Куртинец извлек из кармана листок бумаги, развернул его и положил на столик перед Верным.

Я подошел к столику и взглянул на исписанный крупным, четким почерком листок. Он был измят, и оборванные края его хранили следы клея.

— Целый день провисел, — пояснил Куртинец, — в центре села, на самом виду у жандарма, а тот и пальцем дотронуться до него не посмел. Читайте!

Но читать он нам не дал, а, взяв листок, начал читать сам:

«Постановление Народного комитета села Вилки, восемнадцатого февраля тысяча девятьсот сорок четвертого года, номер одиннадцатый… Первое. Товарищи! Двадцать третьего февраля — праздник Красной Армии, той армии, которая бьет сейчас на фронтах наших лютых врагов и несет нам свободу. Народный комитет объявляет день двадцать третьего февраля праздничным в нашем селе и призывает вас отпраздновать его в каждой хате. Да здравствует Красная Армия!»

Куртинец остановился и обвел нас лукавым взглядом.

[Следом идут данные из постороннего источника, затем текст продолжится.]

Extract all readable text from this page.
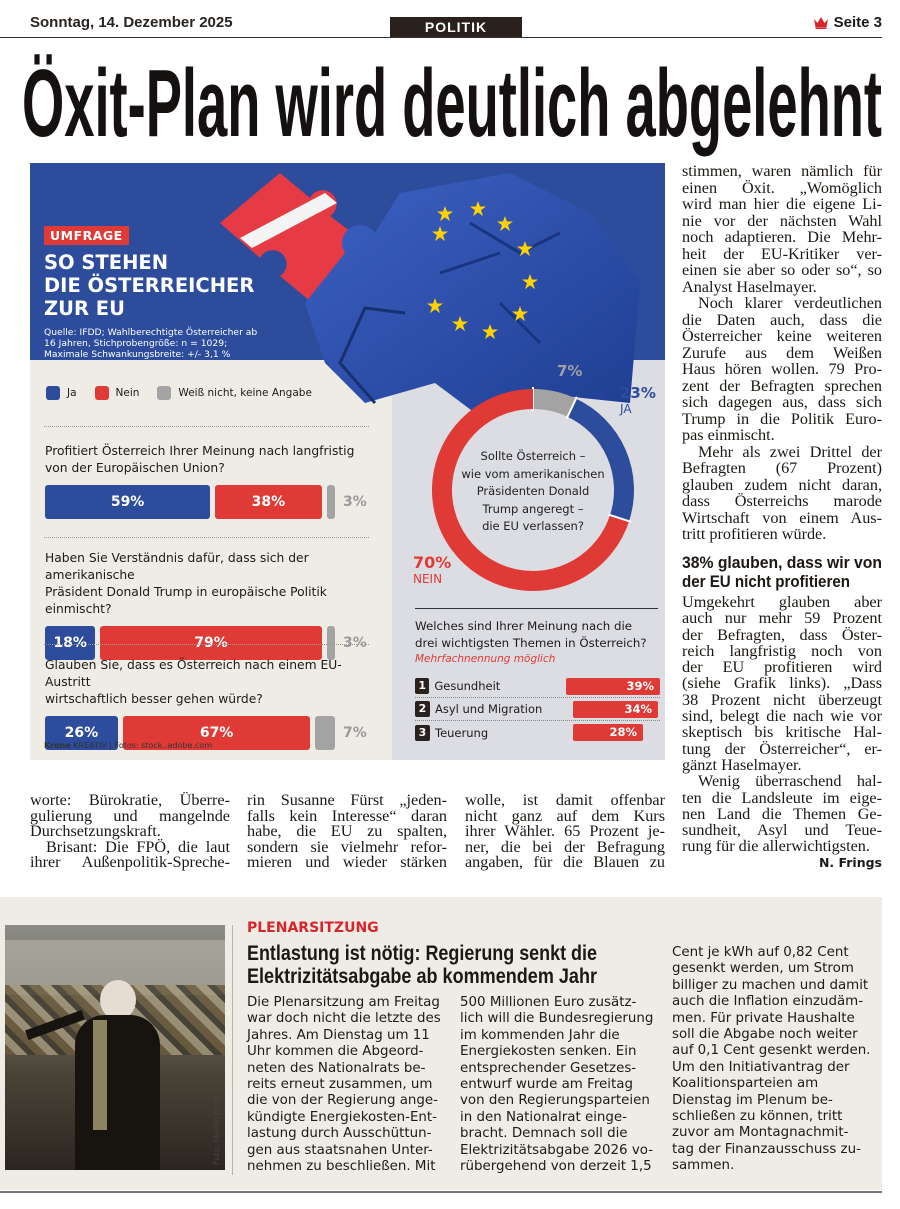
Sonntag, 14. Dezember 2025	POLITIK	Seite 3
Öxit-Plan wird deutlich abgelehnt
UMFRAGE
SO STEHEN
DIE ÖSTERREICHER
ZUR EU
Quelle: IFDD; Wahlberechtigte Österreicher ab
16 Jahren, Stichprobengröße: n = 1029;
Maximale Schwankungsbreite: +/- 3,1 %
Ja	Nein	Weiß nicht, keine Angabe
Profitiert Österreich Ihrer Meinung nach langfristig
von der Europäischen Union?
59%	38%	3%
Haben Sie Verständnis dafür, dass sich der amerikanische
Präsident Donald Trump in europäische Politik einmischt?
18%	79%	3%
Glauben Sie, dass es Österreich nach einem EU-Austritt
wirtschaftlich besser gehen würde?
26%	67%	7%
Krone KREATIV | Fotos: stock..adobe.com
Sollte Österreich –
wie vom amerikanischen
Präsidenten Donald
Trump angeregt –
die EU verlassen?
7%
23%
JA
70%
NEIN
Welches sind Ihrer Meinung nach die
drei wichtigsten Themen in Österreich?
Mehrfachnennung möglich
1 Gesundheit	39%
2 Asyl und Migration	34%
3 Teuerung	28%
worte: Bürokratie, Überre-
gulierung und mangelnde
Durchsetzungskraft.
Brisant: Die FPÖ, die laut
ihrer Außenpolitik-Spreche-
rin Susanne Fürst „jeden-
falls kein Interesse“ daran
habe, die EU zu spalten,
sondern sie vielmehr refor-
mieren und wieder stärken
wolle, ist damit offenbar
nicht ganz auf dem Kurs
ihrer Wähler. 65 Prozent je-
ner, die bei der Befragung
angaben, für die Blauen zu
stimmen, waren nämlich für
einen Öxit. „Womöglich
wird man hier die eigene Li-
nie vor der nächsten Wahl
noch adaptieren. Die Mehr-
heit der EU-Kritiker ver-
einen sie aber so oder so“, so
Analyst Haselmayer.
Noch klarer verdeutlichen
die Daten auch, dass die
Österreicher keine weiteren
Zurufe aus dem Weißen
Haus hören wollen. 79 Pro-
zent der Befragten sprechen
sich dagegen aus, dass sich
Trump in die Politik Euro-
pas einmischt.
Mehr als zwei Drittel der
Befragten (67 Prozent)
glauben zudem nicht daran,
dass Österreichs marode
Wirtschaft von einem Aus-
tritt profitieren würde.
38% glauben, dass wir von
der EU nicht profitieren
Umgekehrt glauben aber
auch nur mehr 59 Prozent
der Befragten, dass Öster-
reich langfristig noch von
der EU profitieren wird
(siehe Grafik links). „Dass
38 Prozent nicht überzeugt
sind, belegt die nach wie vor
skeptisch bis kritische Hal-
tung der Österreicher“, er-
gänzt Haselmayer.
Wenig überraschend hal-
ten die Landsleute im eige-
nen Land die Themen Ge-
sundheit, Asyl und Teue-
rung für die allerwichtigsten.
N. Frings
Foto: Martin Jöchl
PLENARSITZUNG
Entlastung ist nötig: Regierung senkt die
Elektrizitätsabgabe ab kommendem Jahr
Die Plenarsitzung am Freitag
war doch nicht die letzte des
Jahres. Am Dienstag um 11
Uhr kommen die Abgeord-
neten des Nationalrats be-
reits erneut zusammen, um
die von der Regierung ange-
kündigte Energiekosten-Ent-
lastung durch Ausschüttun-
gen aus staatsnahen Unter-
nehmen zu beschließen. Mit
500 Millionen Euro zusätz-
lich will die Bundesregierung
im kommenden Jahr die
Energiekosten senken. Ein
entsprechender Gesetzes-
entwurf wurde am Freitag
von den Regierungsparteien
in den Nationalrat einge-
bracht. Demnach soll die
Elektrizitätsabgabe 2026 vo-
rübergehend von derzeit 1,5
Cent je kWh auf 0,82 Cent
gesenkt werden, um Strom
billiger zu machen und damit
auch die Inflation einzudäm-
men. Für private Haushalte
soll die Abgabe noch weiter
auf 0,1 Cent gesenkt werden.
Um den Initiativantrag der
Koalitionsparteien am
Dienstag im Plenum be-
schließen zu können, tritt
zuvor am Montagnachmit-
tag der Finanzausschuss zu-
sammen.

«Второе. Народному комитету стало известно, что в ближайшее время будет проводиться набор на работы в мадьярщину. Вам будут говорить, что это на полевые весенние работы, но вы не верьте. Ваши руки нужны, чтобы строить укрепления. Народный комитет призывает вас отказываться ехать, гнать гэть из села вербовщиков. Третье. В Народный комитет поступила жалоба на Федора Гриньчака, что Федор Гриньчак погано рассчитался с наймаками, обдурил их и обвешал. Народный комитет приказывает: кровопивцу трудового народа Федору Гриньчаку немедленно отдать наймакам то, что он им недодал. Если он это не сделает к двадцать третьему числу, мы его будем судить по всей строгости. Постановление это должно висеть в центре села от ночи до ночи. Срывать строго воспрещается, и за это отвечают староста Любка Петро и начальник жандармского поста Надь Ласло. Да здравствует наша борьба! Смерть фашистским оккупантам!..» — Куртинец тряхнул листком. — Понимаете, что это такое?

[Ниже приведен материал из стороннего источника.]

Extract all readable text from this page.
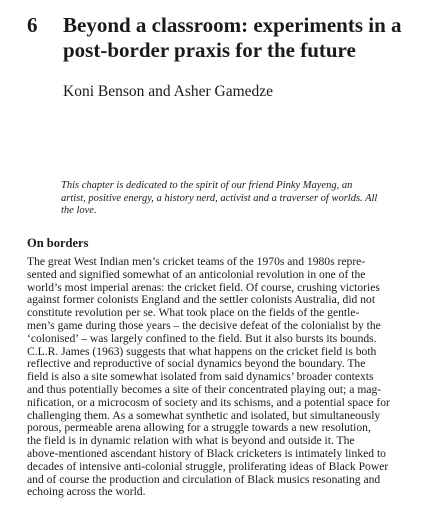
6 Beyond a classroom: experiments in a
post-border praxis for the future

Koni Benson and Asher Gamedze

This chapter is dedicated to the spirit of our friend Pinky Mayeng, an
artist, positive energy, a history nerd, activist and a traverser of worlds. All
the love.

On borders

The great West Indian men’s cricket teams of the 1970s and 1980s repre-
sented and signified somewhat of an anticolonial revolution in one of the
world’s most imperial arenas: the cricket field. Of course, crushing victories
against former colonists England and the settler colonists Australia, did not
constitute revolution per se. What took place on the fields of the gentle-
men’s game during those years – the decisive defeat of the colonialist by the
‘colonised’ – was largely confined to the field. But it also bursts its bounds.
C.L.R. James (1963) suggests that what happens on the cricket field is both
reflective and reproductive of social dynamics beyond the boundary. The
field is also a site somewhat isolated from said dynamics’ broader contexts
and thus potentially becomes a site of their concentrated playing out; a mag-
nification, or a microcosm of society and its schisms, and a potential space for
challenging them. As a somewhat synthetic and isolated, but simultaneously
porous, permeable arena allowing for a struggle towards a new resolution,
the field is in dynamic relation with what is beyond and outside it. The
above-mentioned ascendant history of Black cricketers is intimately linked to
decades of intensive anti-colonial struggle, proliferating ideas of Black Power
and of course the production and circulation of Black musics resonating and
echoing across the world.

— Власть, — сияя, проговорил Горуля. — И долго оно висело?

— От ночи до ночи. Староста и жандарм сделали вид, будто они ничего не замечают. Можете себе представить, как им хотелось сорвать объявление! Не посмели. А вы тут, на Ужгородщине, законспирировались до такой степени, что сами своего голоса не слышите. Боитесь жертв? Так действуйте разумно, но действуйте! Законспирироваться — это значит действовать, а не отсиживаться.

Верный молчал, потупясь. Горуля смущенно вертел в пальцах листок объявления.

— Где собираете людей? — спросил Куртинец.

Верный встрепенулся.

— Место надежное, тут, неподалеку, в подлесной стороне. Дом в саду, и до леса близко.

— Кто будет?

— Как домолвились, — сказал Горуля, — представители комитетов из сел.

— Ну, а на мне — городские товарищи, — добавил Верный.

— Собираются сразу по адресу? — поинтересовался Куртинец.

— Нет, — сказал Горуля, — адреса никому не давал. Сам буду встречать каждого в отдельности в кофейне на Корзо.

Куртинец улыбнулся.

— Я погляжу, Ильку, ты уже город знаешь, может быть, лучше меня.

— Верный познакомил, — смутился Горуля.

— Значит, дружно работаете?

— Пока не жалуюсь, — проговорил Горуля. — Он по городу, а я по селам… Эх, Олексо, пустил бы ты меня на Верховину!..

Куртинец покачал головой:

— Не проси, друже, нельзя! Люди здесь нужны, а их мало. Да и потом на Ужгородщине тебя никто не знает, а там ты каждому пеньку знакомый.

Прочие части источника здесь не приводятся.